Personally I don’t think the yolk cost Tesla much in sales. People already motivated to buy an S/X were mostly willing to tolerate it and a few probably got used to the yolk and are now ok with it.

However it didn’t gain them any new customers either and that is why it is a bad product.
What is the point of making such a drastic change if it doesn’t become a selling point and bring in new buyers.
 
This should be added to all dictionaries as the prime example of a public slap on the wrist. I wonder if I could rob a bank, get away with $250,000, get caught, and be ordered to pay a fine of 7 cents. That ought to stop be from doing it again, right?

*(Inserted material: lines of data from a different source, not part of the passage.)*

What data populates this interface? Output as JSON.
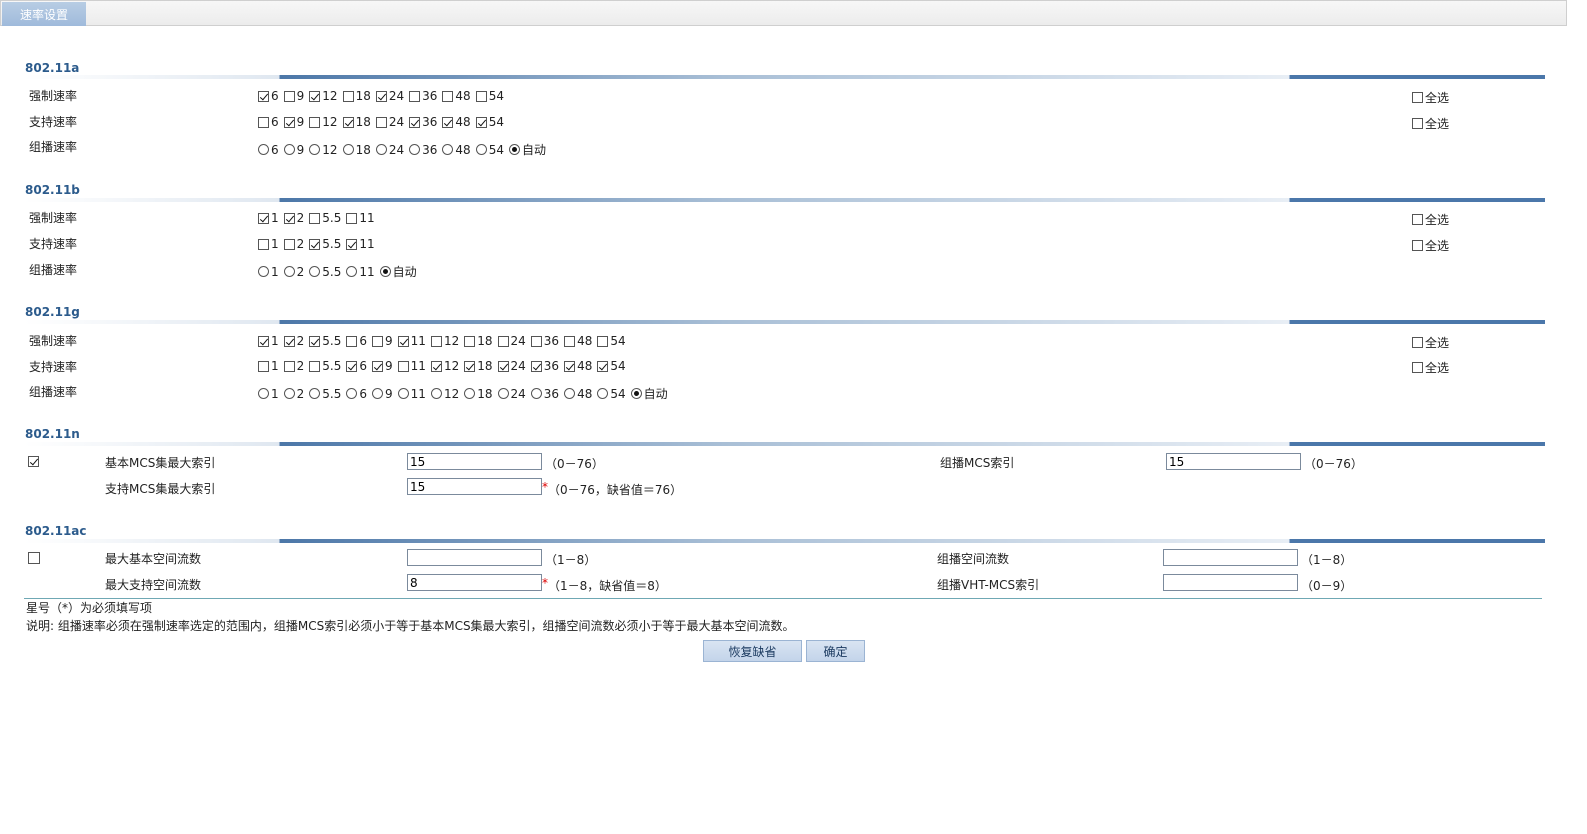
{
  "tab": {
    "label": "速率设置"
  },
  "common": {
    "mandatory": "强制速率",
    "supported": "支持速率",
    "multicast": "组播速率",
    "select_all": "全选",
    "auto": "自动"
  },
  "a": {
    "title": "802.11a",
    "rates": [
      "6",
      "9",
      "12",
      "18",
      "24",
      "36",
      "48",
      "54"
    ],
    "mandatory_checked": [
      true,
      false,
      true,
      false,
      true,
      false,
      false,
      false
    ],
    "supported_checked": [
      false,
      true,
      false,
      true,
      false,
      true,
      true,
      true
    ],
    "multicast_selected": "自动"
  },
  "b": {
    "title": "802.11b",
    "rates": [
      "1",
      "2",
      "5.5",
      "11"
    ],
    "mandatory_checked": [
      true,
      true,
      false,
      false
    ],
    "supported_checked": [
      false,
      false,
      true,
      true
    ],
    "multicast_selected": "自动"
  },
  "g": {
    "title": "802.11g",
    "rates": [
      "1",
      "2",
      "5.5",
      "6",
      "9",
      "11",
      "12",
      "18",
      "24",
      "36",
      "48",
      "54"
    ],
    "mandatory_checked": [
      true,
      true,
      true,
      false,
      false,
      true,
      false,
      false,
      false,
      false,
      false,
      false
    ],
    "supported_checked": [
      false,
      false,
      false,
      true,
      true,
      false,
      true,
      true,
      true,
      true,
      true,
      true
    ],
    "multicast_selected": "自动"
  },
  "n": {
    "title": "802.11n",
    "enabled": true,
    "basic_mcs_label": "基本MCS集最大索引",
    "basic_mcs_value": "15",
    "basic_mcs_hint": "（0－76）",
    "supported_mcs_label": "支持MCS集最大索引",
    "supported_mcs_value": "15",
    "required_mark": "*",
    "supported_mcs_hint": "（0－76，缺省值＝76）",
    "multicast_mcs_label": "组播MCS索引",
    "multicast_mcs_value": "15",
    "multicast_mcs_hint": "（0－76）"
  },
  "ac": {
    "title": "802.11ac",
    "enabled": false,
    "max_basic_nss_label": "最大基本空间流数",
    "max_basic_nss_value": "",
    "max_basic_nss_hint": "（1－8）",
    "max_supported_nss_label": "最大支持空间流数",
    "max_supported_nss_value": "8",
    "required_mark": "*",
    "max_supported_nss_hint": "（1－8，缺省值＝8）",
    "multicast_nss_label": "组播空间流数",
    "multicast_nss_value": "",
    "multicast_nss_hint": "（1－8）",
    "multicast_vht_label": "组播VHT-MCS索引",
    "multicast_vht_value": "",
    "multicast_vht_hint": "（0－9）"
  },
  "footer": {
    "required_note": "星号（*）为必须填写项",
    "explanation": "说明: 组播速率必须在强制速率选定的范围内，组播MCS索引必须小于等于基本MCS集最大索引，组播空间流数必须小于等于最大基本空间流数。",
    "restore_button": "恢复缺省",
    "ok_button": "确定"
  }
}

Maybe not the strike but I have been writing for five years (unpopular thoughts) that Tesla have indeed been too competitive to bring them with us. Not that I suggest slowing down...

Maybe advertising EVs on their behalf could help...

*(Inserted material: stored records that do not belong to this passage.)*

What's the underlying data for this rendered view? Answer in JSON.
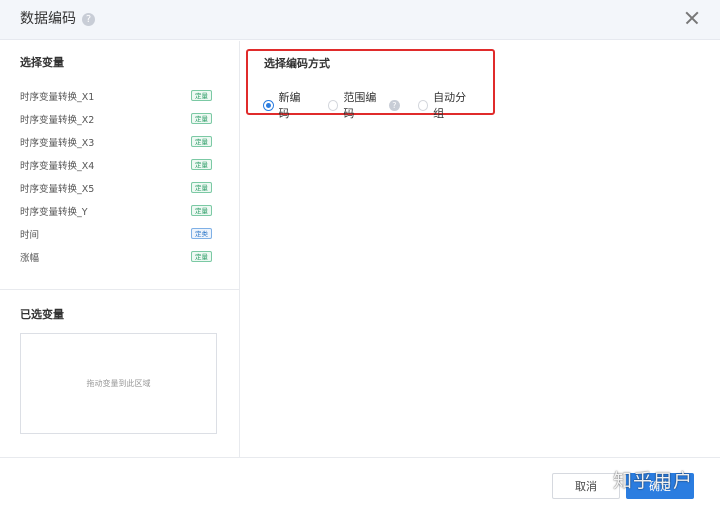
{
  "dialog": {
    "title": "数据编码",
    "help_icon": "?"
  },
  "left": {
    "select_title": "选择变量",
    "variables": [
      {
        "name": "时序变量转换_X1",
        "tag": "定量"
      },
      {
        "name": "时序变量转换_X2",
        "tag": "定量"
      },
      {
        "name": "时序变量转换_X3",
        "tag": "定量"
      },
      {
        "name": "时序变量转换_X4",
        "tag": "定量"
      },
      {
        "name": "时序变量转换_X5",
        "tag": "定量"
      },
      {
        "name": "时序变量转换_Y",
        "tag": "定量"
      },
      {
        "name": "时间",
        "tag": "定类"
      },
      {
        "name": "涨幅",
        "tag": "定量"
      }
    ],
    "selected_title": "已选变量",
    "drop_hint": "拖动变量到此区域"
  },
  "encoding": {
    "title": "选择编码方式",
    "options": [
      {
        "label": "新编码",
        "checked": true
      },
      {
        "label": "范围编码",
        "help": "?",
        "checked": false
      },
      {
        "label": "自动分组",
        "checked": false
      }
    ]
  },
  "footer": {
    "cancel_label": "取消",
    "confirm_label": "确定"
  },
  "watermark": "知乎用户",
  "colors": {
    "accent": "#2b7de0",
    "highlight_border": "#e02b2b",
    "tag_green": "#2e9d68",
    "tag_blue": "#2f78c8"
  }
}
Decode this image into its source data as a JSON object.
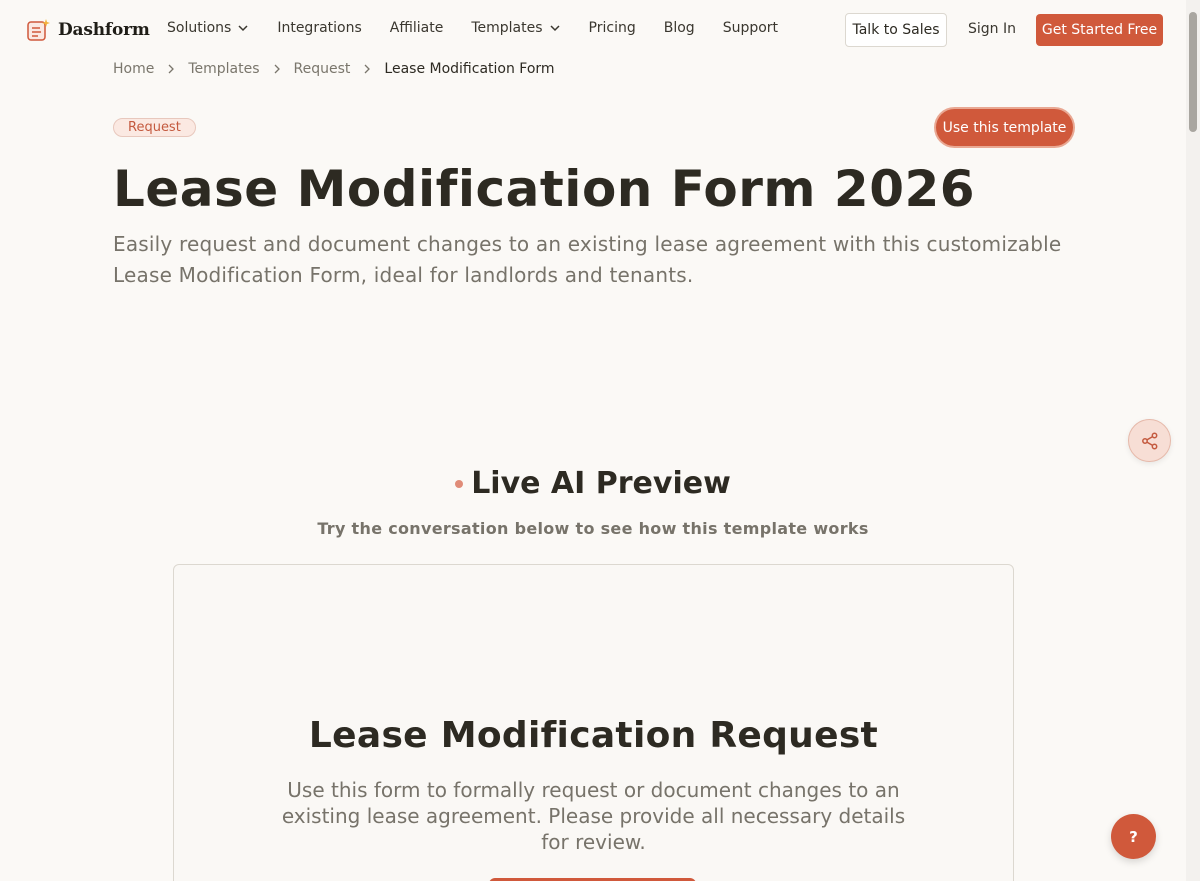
{
  "header": {
    "brand": "Dashform",
    "nav": [
      {
        "label": "Solutions",
        "dropdown": true
      },
      {
        "label": "Integrations",
        "dropdown": false
      },
      {
        "label": "Affiliate",
        "dropdown": false
      },
      {
        "label": "Templates",
        "dropdown": true
      },
      {
        "label": "Pricing",
        "dropdown": false
      },
      {
        "label": "Blog",
        "dropdown": false
      },
      {
        "label": "Support",
        "dropdown": false
      }
    ],
    "talk_to_sales": "Talk to Sales",
    "sign_in": "Sign In",
    "get_started": "Get Started Free"
  },
  "breadcrumb": [
    "Home",
    "Templates",
    "Request",
    "Lease Modification Form"
  ],
  "hero": {
    "tag": "Request",
    "use_template": "Use this template",
    "title": "Lease Modification Form 2026",
    "description": "Easily request and document changes to an existing lease agreement with this customizable Lease Modification Form, ideal for landlords and tenants."
  },
  "preview": {
    "title": "Live AI Preview",
    "subtitle": "Try the conversation below to see how this template works",
    "form_title": "Lease Modification Request",
    "form_description": "Use this form to formally request or document changes to an existing lease agreement. Please provide all necessary details for review."
  },
  "floating": {
    "share_icon": "share-icon",
    "help_label": "?"
  },
  "colors": {
    "accent": "#d0593b",
    "background": "#fbf9f6",
    "text": "#2d2a22",
    "muted": "#77736a"
  }
}
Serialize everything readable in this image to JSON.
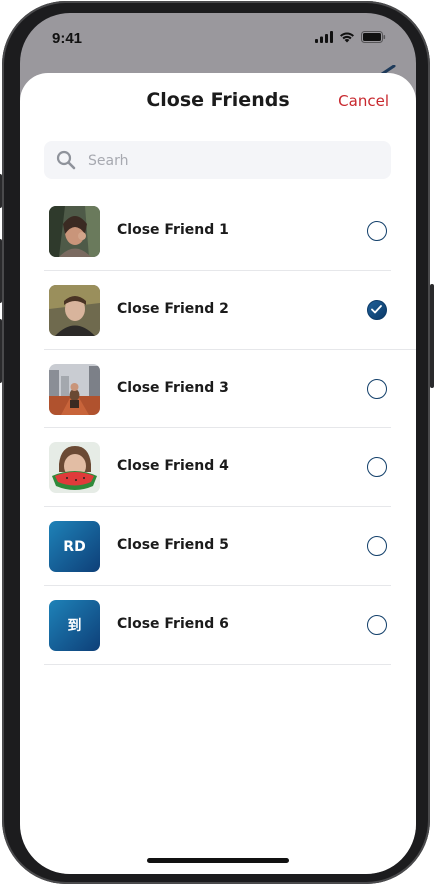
{
  "status": {
    "time": "9:41"
  },
  "header": {
    "title": "Close Friends",
    "cancel_label": "Cancel"
  },
  "search": {
    "placeholder": "Searh"
  },
  "friends": [
    {
      "name": "Close Friend 1",
      "avatar": "photo",
      "checked": false
    },
    {
      "name": "Close Friend 2",
      "avatar": "photo",
      "checked": true
    },
    {
      "name": "Close Friend 3",
      "avatar": "photo",
      "checked": false
    },
    {
      "name": "Close Friend 4",
      "avatar": "photo",
      "checked": false
    },
    {
      "name": "Close Friend 5",
      "avatar": "initials",
      "initials": "RD",
      "checked": false
    },
    {
      "name": "Close Friend 6",
      "avatar": "initials",
      "initials": "到",
      "checked": false
    }
  ],
  "colors": {
    "accent": "#123f6a",
    "cancel": "#c8282e",
    "search_bg": "#f4f5f8"
  }
}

Is Tesla accelerating and decelerating transition to renewables?
Let them die. We should stop throwing more money at bad companies. Put that money towards new projects and companies.
 
This is hardly something that has been learned in recent years.

It is common knowledge and accepted as being an aspect of the human condition which has always existed, and, at some level must have played a part in survival of the species.

You can fool some of the people all of the time, and you can fool all of the people some of the time, but, you can't fool all of the people all of the time.

This is as true today as it was in Lincoln's time, or in Socrates' time.
One big difference: those historical examples didn’t have an environment of algorithms whose sole purpose is to keep customers glued to the device feeding them the information.
 
Okay, so you are suggesting that they should implement the overhead of a new department to create ads, and spend money putting the ads out there, and also raise the price (to cover the cost of the advertising)? This appears to be mostly a null exercise.

Are you basing this statement on a belief that having a higher price is important to a company which has as part of its master plan the lowering of the price?

It seems to me that the only ones who benefit in this scenario are the employees in the new advertising department. Which likely has a lot to do with why Tesla sees no need to embark upon that project until other factors demonstrate a greater benefit. Such as increased production and lower costs having reached a point where advertising is needed to move more of the product than word of mouth can move.

Tesla isn't there, yet, though I do look forward to seeing what kind of ads Tesla comes up with when they do reach that point.
the general public is unaware of the advantages of a tesla EV, increasing awareness and educating
them may well increase the addressable market.

or better yet, keep them in the dark and let them others drive the narrative.
we want the truth. We need the truth.
 
Explains why $TSLA is down 2.49% 🥴

Guessing max pain is $250 for the week?
Yes but why is it going lower than Max Pain? Other forces at play?